In terms of personal taste, I don’t like games that try to be avant-garde artsy because games are an interactive medium, therefore a lack of understanding gets players stuck in a way they can’t get stuck watching a film. The same criticism could be applied to games I developed. I often come up with better ways of doing things that end up being worse.
I think it’s interesting how the game trains you to go to the “exit” signs. Exit what? Exit the game? Exit the mall? Exit capitalism? Exit life? The nightmarish suggestions of grander ideas are amplified by the lack of fear or reaction-time gameplay. If I had a flashlight I could enjoy it more, but the almost total lack of light seems to be the point. If I lived in a nicer neighborhood, if I had a higher income, if I had more sex appeal, I could enjoy life more. The game is philosophical. Whatever you’re going for, you seem to have achieved it.
This is the second game I played in this jam, and I didn’t realize it’s by the same dev as the other (Wintercoffin). You seem to know what I like: darkness and death. Like the other game, it’s too boomery for my Mac, so I’m running the Windows version on Wine.
The game is visually interesting, but the whole purpose seems to be to move in a straight line. Also, the sailing vessel is locked to the view yaw and, amusingly, it can strafe.
Sailor’s Grave is visually nice, but it’s the same visual for a long stretch of time. For boating games in general, I would recommend putting lots of stuff in the water, adding fishing and crew interactions (onboard romances, drinking games, etc.), or adding a time warp feature. Without other elements, it’s just a big blue watery road. I prefer Wintercoffin because of its visual variety and the promise of more to do.
Wintercoffin does a great job of capturing The Elder Scrolls vibes, particularly of Daggerfall and Morrowind.
I first tried running the game on a Mac (Mac OS 10.11.4 El Capitan 64-bit from 2009).
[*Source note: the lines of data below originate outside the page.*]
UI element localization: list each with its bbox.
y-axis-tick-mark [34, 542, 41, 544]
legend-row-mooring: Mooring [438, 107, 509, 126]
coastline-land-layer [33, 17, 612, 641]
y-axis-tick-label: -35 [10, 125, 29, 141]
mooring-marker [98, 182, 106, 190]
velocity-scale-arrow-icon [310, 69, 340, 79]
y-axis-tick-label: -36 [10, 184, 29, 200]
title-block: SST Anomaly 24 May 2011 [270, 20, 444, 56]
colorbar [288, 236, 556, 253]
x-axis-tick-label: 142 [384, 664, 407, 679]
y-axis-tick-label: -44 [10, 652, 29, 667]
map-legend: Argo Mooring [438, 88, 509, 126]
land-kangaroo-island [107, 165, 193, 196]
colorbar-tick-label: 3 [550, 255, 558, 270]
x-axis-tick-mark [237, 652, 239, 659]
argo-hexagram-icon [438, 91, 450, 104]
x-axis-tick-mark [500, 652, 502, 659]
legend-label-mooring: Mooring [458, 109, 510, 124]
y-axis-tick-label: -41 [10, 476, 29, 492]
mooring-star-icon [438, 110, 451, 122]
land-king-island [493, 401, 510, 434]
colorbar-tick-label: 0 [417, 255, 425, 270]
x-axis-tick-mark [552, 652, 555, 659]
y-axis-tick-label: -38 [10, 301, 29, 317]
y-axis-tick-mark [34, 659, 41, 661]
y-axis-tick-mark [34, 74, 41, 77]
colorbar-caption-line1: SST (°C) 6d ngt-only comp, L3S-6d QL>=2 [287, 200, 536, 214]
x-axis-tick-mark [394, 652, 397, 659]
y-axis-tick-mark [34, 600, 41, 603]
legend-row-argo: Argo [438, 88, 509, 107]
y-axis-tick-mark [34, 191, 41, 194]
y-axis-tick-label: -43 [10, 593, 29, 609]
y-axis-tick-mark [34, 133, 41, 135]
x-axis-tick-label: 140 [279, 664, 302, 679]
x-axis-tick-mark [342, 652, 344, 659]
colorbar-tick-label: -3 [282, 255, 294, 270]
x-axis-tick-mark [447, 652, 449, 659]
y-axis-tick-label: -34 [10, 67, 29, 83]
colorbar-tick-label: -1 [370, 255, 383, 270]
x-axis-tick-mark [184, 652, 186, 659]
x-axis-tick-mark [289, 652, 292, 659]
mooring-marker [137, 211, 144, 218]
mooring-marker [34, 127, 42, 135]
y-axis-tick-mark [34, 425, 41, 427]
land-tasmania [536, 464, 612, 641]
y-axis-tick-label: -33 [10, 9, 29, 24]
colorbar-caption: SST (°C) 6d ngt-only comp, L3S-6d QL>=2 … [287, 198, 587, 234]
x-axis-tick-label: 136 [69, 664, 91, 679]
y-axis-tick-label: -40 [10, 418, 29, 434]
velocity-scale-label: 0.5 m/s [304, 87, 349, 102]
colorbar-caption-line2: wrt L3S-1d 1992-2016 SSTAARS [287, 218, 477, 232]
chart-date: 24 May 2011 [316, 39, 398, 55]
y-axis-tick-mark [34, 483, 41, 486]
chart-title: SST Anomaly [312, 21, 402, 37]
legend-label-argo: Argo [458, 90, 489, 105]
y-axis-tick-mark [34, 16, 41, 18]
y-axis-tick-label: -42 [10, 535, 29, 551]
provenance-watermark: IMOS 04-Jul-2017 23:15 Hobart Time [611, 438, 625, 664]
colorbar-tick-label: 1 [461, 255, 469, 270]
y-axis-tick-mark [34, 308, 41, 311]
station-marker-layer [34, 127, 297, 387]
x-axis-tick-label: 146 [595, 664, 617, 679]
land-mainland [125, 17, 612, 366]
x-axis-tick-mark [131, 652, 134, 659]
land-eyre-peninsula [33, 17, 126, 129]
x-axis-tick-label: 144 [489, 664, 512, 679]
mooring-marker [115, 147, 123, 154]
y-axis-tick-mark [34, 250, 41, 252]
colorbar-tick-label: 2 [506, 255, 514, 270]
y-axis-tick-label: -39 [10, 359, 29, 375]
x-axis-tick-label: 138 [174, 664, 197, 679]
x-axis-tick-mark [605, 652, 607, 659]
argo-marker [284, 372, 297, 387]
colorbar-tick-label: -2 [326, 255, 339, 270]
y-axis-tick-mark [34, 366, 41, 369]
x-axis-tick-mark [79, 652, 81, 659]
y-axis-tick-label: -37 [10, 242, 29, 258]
It crashed at launch, which is my usual experience on that machine, but it’s interesting to see a game that targets Macs of that era (though unfortunately not mine).
My experience with the Windows version was better. I ran it via Wine on Xubuntu as I do not have a Windows install, and (notwithstanding Wine’s handling of first-person games) it ran well. I played it for 15 minutes and did not find the fort. With the distractions of issues external to the game, what I got out of it was the atmosphere.
Small recommendations:
- Add adjustable mouse sensitivity
- Increase the tree LoD distance so they don’t morph into view
- Give the player a clear goal or quest from the start, even if it’s fake, just to send them in a direction
I would like to give the game a proper playthrough when I’m in the mood for a slow-paced experience because I know there is more to discover.